There is not just my query with writing a query using views and filtering with a ‘WHERE’ clause, there is also the issue of a view selecting 20 columns and I only want 2 of them.

These queries are for a user interface and there are a couple of tables with over 100,000 records, though most tables I will be querying against will have in excess of 10,000 records.

I was hoping for a definitive answer to my query rather than having to try one option and then try the another.
 
Don't think of the VIEW "virtual table" that is generated on the fly and that you then SELECT data from, getting only the columns you want and only the data you want.

It doesn't work that way.

Instead, think more akin to your client applications SELECT statement and the VIEW getting MORPHED together by the query processor such that:

a) ONLY the columns you select are every processed or returned (others that are part of the view are ignored, unless in the JOIN or WHERE clause of the original view)

b) ONLY the rows that are found by the VIEW *AND* your SELECT statement, combined, are run through the query processor.


The above is my understanding of how things work, and what I have seen in reviewing execution and execution plans that use views and don't use views in Query Analyzer.

Regards,
TR
 
Thanks for the feedback to my question.

I have decided to use views sparingly in my procedures because I have been told that the query optimiser works fine with simple queries but does not work that well with complicated queries.

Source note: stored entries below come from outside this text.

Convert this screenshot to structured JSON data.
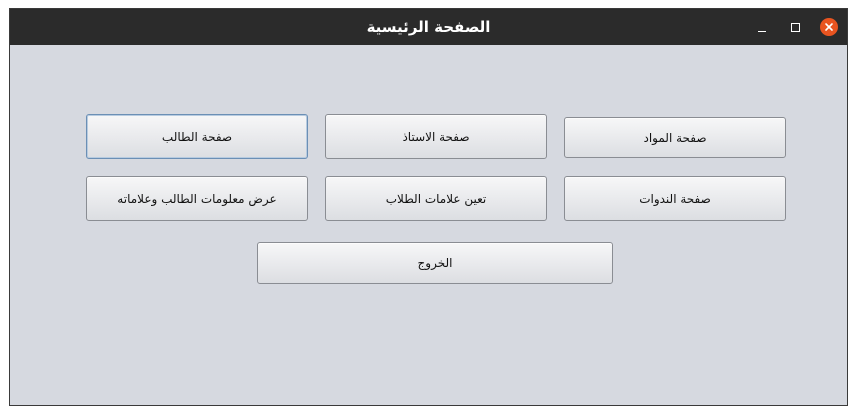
{
  "window": {
    "title": "الصفحة الرئيسية",
    "controls": {
      "minimize_icon": "minimize-icon",
      "maximize_icon": "maximize-icon",
      "close_icon": "close-icon",
      "close_color": "#e95420"
    }
  },
  "buttons": {
    "student_page": "صفحة الطالب",
    "teacher_page": "صفحة الاستاذ",
    "subjects_page": "صفحة المواد",
    "view_student_info": "عرض معلومات الطالب وعلاماته",
    "assign_grades": "تعين علامات الطلاب",
    "seminars_page": "صفحة الندوات",
    "exit": "الخروج"
  },
  "colors": {
    "titlebar": "#2b2b2b",
    "window_background": "#d6d9e0",
    "focus_border": "#6b8fb5"
  }
}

If someone knows different I would be interested to hear.

This is the responce I got from another site:

The question is, is there any performance issues if I write loads of views for my data and use them in my queries instead of tables?

e.g. If I have a view that I use in a query that has 20 columns and I want only 2 of those and to I want to also filter the results with a ‘WHERE’ clause, will the view bring back everything before selecting the 2 columns I want and before applying the ‘WHERE’ clause or is the compiler sophisticated enough to rewrite my query efficiently?

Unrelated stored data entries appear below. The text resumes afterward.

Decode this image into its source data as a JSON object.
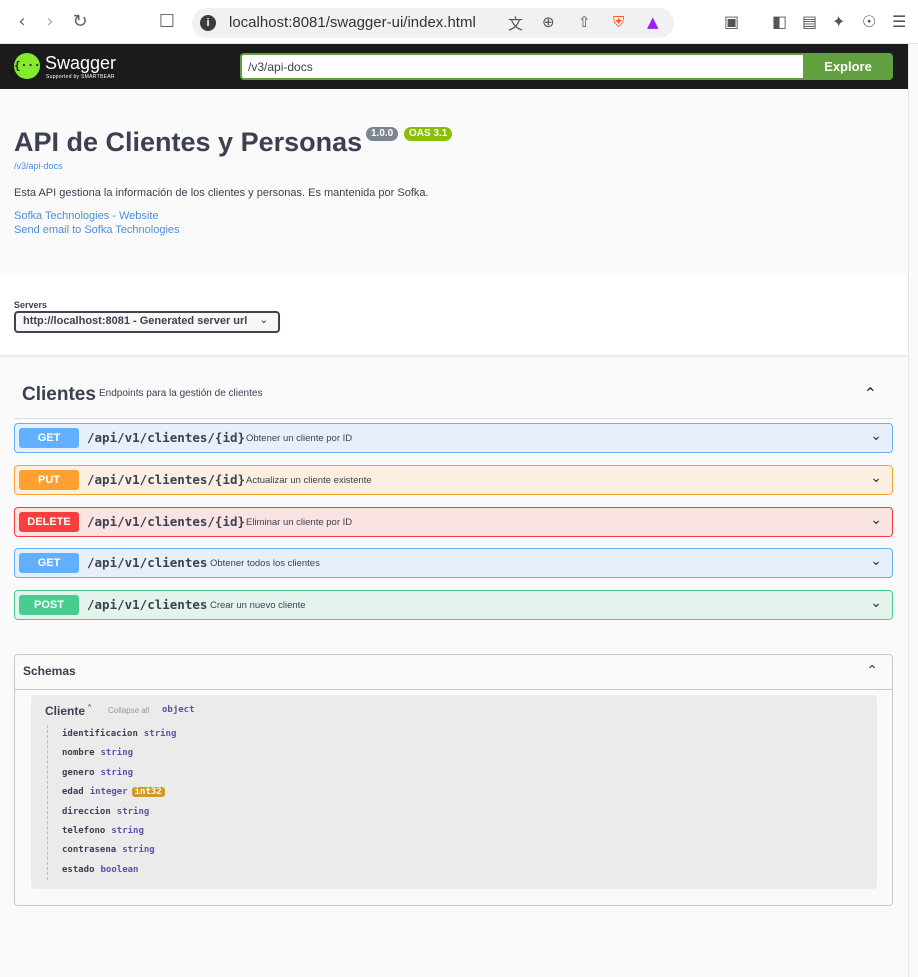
{
  "browser": {
    "url": "localhost:8081/swagger-ui/index.html",
    "back_icon": "chevron-left",
    "forward_icon": "chevron-right",
    "reload_icon": "reload"
  },
  "topbar": {
    "logo_mark": "{···}",
    "logo_text": "Swagger",
    "logo_sub": "Supported by SMARTBEAR",
    "spec_url": "/v3/api-docs",
    "explore_label": "Explore"
  },
  "info": {
    "title": "API de Clientes y Personas",
    "version": "1.0.0",
    "oas": "OAS 3.1",
    "doc_link": "/v3/api-docs",
    "description": "Esta API gestiona la información de los clientes y personas. Es mantenida por Sofka.",
    "links": [
      "Sofka Technologies - Website",
      "Send email to Sofka Technologies"
    ]
  },
  "servers": {
    "label": "Servers",
    "selected": "http://localhost:8081 - Generated server url"
  },
  "tag": {
    "name": "Clientes",
    "description": "Endpoints para la gestión de clientes"
  },
  "operations": [
    {
      "method": "GET",
      "path": "/api/v1/clientes/{id}",
      "summary": "Obtener un cliente por ID"
    },
    {
      "method": "PUT",
      "path": "/api/v1/clientes/{id}",
      "summary": "Actualizar un cliente existente"
    },
    {
      "method": "DELETE",
      "path": "/api/v1/clientes/{id}",
      "summary": "Eliminar un cliente por ID"
    },
    {
      "method": "GET",
      "path": "/api/v1/clientes",
      "summary": "Obtener todos los clientes"
    },
    {
      "method": "POST",
      "path": "/api/v1/clientes",
      "summary": "Crear un nuevo cliente"
    }
  ],
  "schemas": {
    "title": "Schemas",
    "model": {
      "name": "Cliente",
      "collapse_all": "Collapse all",
      "type": "object",
      "properties": [
        {
          "name": "identificacion",
          "type": "string",
          "format": ""
        },
        {
          "name": "nombre",
          "type": "string",
          "format": ""
        },
        {
          "name": "genero",
          "type": "string",
          "format": ""
        },
        {
          "name": "edad",
          "type": "integer",
          "format": "int32"
        },
        {
          "name": "direccion",
          "type": "string",
          "format": ""
        },
        {
          "name": "telefono",
          "type": "string",
          "format": ""
        },
        {
          "name": "contrasena",
          "type": "string",
          "format": ""
        },
        {
          "name": "estado",
          "type": "boolean",
          "format": ""
        }
      ]
    }
  },
  "colors": {
    "get": "#61affe",
    "put": "#fca130",
    "delete": "#f93e3e",
    "post": "#49cc90",
    "explore": "#62a03f"
  }
}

It depends on the optimiser and the query structure. You may get lucky, or you may not. If you want to be sure, you need to measure it against an optimised query, and if you're going to all the trouble of producing an optimised query in the first place, you might as well use that. For what it's worth, in my experience, query optimisers work pretty well on single queries, but when you start chaining queries together they can get very confused, and when this happens you can end up with unacceptable run-times. Always look at the query stats, and if you see something dubious, like a physical read for every row returned, you can be pretty sure you have a problem.
 
Chaining queries together" can be done either with unions or sub-selects, and those can perform much more poorly than a simple query whether in a view or not.

My suggestion to you is to use as many views as possible for the reasons you described.

And, for each view you are developing, test its performance using Query Analyzer and its Execution Plan capability; and compare queries against the view vs queries straight against the tables; and where the view creates only a modest and acceptable overhead, use it instead of the SQL query.

TR
 
Thanks for your help, I will look into it.